When I was a kid, the Coca-Cola Company introduced a catchy jingle that caught my attention. This is amazing because I apparently had the attention span of a gnat. It became my favorite song to sing. The lyrics, “I’d like to teach the world to sing in perfect harmony,” thrilled me. I loved seeing the faces of people from all over the world and hearing them sing together. Who knew that one day I would travel the world working with singers? Even at such a young age, uniting the world through singing resonated with me. If you’re not familiar with the commercial, Coca-Cola has remastered it and you will find it here. The Hillside Singers released a single and it became a hit.
Speaking of Coke, you realize that we Southerners call all carbonated soft drinks Coke, right? Note: Add at least a couple more vowels to each word below for authentic pronunciation.

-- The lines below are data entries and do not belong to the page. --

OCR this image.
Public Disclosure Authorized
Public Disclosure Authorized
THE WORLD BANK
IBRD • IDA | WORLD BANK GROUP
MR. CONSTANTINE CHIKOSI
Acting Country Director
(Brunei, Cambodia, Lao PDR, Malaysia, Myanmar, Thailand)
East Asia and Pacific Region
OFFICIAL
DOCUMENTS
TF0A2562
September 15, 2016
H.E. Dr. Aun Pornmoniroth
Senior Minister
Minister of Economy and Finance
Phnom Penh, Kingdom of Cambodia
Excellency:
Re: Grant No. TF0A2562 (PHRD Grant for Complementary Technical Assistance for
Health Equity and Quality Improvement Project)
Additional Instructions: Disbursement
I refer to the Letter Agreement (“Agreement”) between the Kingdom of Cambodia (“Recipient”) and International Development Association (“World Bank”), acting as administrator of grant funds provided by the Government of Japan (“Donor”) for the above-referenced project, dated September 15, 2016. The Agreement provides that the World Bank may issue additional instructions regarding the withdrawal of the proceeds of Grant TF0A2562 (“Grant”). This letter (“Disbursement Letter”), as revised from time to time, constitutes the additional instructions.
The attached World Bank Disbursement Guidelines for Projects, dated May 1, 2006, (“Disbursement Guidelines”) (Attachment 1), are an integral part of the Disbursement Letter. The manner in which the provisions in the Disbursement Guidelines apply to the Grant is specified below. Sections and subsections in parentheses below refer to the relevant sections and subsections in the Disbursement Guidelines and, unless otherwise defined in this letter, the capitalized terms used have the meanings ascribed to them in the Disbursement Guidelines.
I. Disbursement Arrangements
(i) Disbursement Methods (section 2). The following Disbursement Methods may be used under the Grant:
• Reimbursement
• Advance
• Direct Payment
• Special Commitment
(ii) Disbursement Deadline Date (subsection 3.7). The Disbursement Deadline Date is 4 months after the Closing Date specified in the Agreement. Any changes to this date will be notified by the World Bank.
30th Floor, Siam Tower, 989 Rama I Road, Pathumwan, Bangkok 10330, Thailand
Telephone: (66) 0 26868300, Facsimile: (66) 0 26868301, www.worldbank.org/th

Mini-Me: I want a Coke, please.
Server: What kind can I get you, honey?
Server: Okay, sweetie. If you need anything else, just holler!
It took me years to shake that habit. My friends at Westminster called soft drinks pop, except with the brightest ah vowel imaginable. I once accidentally ordered drugs instead of a Coke at a restaurant in Spoleto, Italy. Fortunately, il cameriere (the waiter) had a laugh and brought me a cola instead. However, I digress. I still have the attention span of a gnat.
I’ve spent much of my life on the other side of the baton. The evolution from singer to conductor was a natural one for me. The conducting bug officially bit me at Westminster. I could imagine pursuing nothing else. Because of my love of singing, I initially considered a dual degree in Vocal Pedagogy and Choral Conducting for my master’s. It quickly became clear to me that making music with ensembles was more exciting than studio teaching. This is not shocking. I’m a Leo and we like to be the center of attention. Imagine how crushed I was once I discovered that most musicians don’t even watch the conductor.
Perhaps instead of merely watching, we need to connect. This connection with the ensemble and the beauty of sound and spirit released into the world, changing the performers and audience members for the better, is miraculous to me. We truly become one voice. In fact, a study in Sweden suggests that our heartbeats synchronize when we sing together. I’m awestruck by the beauty we can create when we work together. Call me crazy, but let’s serve up more of this, please.
As the conductor, we are the first to receive the collective sound and it can sometimes be spiritually and emotionally overwhelming. Yes, there are times the sound is unholy, but it’s beautiful most of the time. If we are vulnerable to the music and to one another, amazing artistry will result. I also find it striking that, as performing artists, we are both the artists and the art at the same time. In a nutshell, conducting is awesome!
How wonderful the world would be if we could learn to “sing in perfect harmony.” The lyrics to the jingle that inspired me as a kid have stayed with me throughout my life. In fact, it was the inspiration behind the name Choral Planet, a utopia where the entire planet sings.
What inspires you most as a conductor?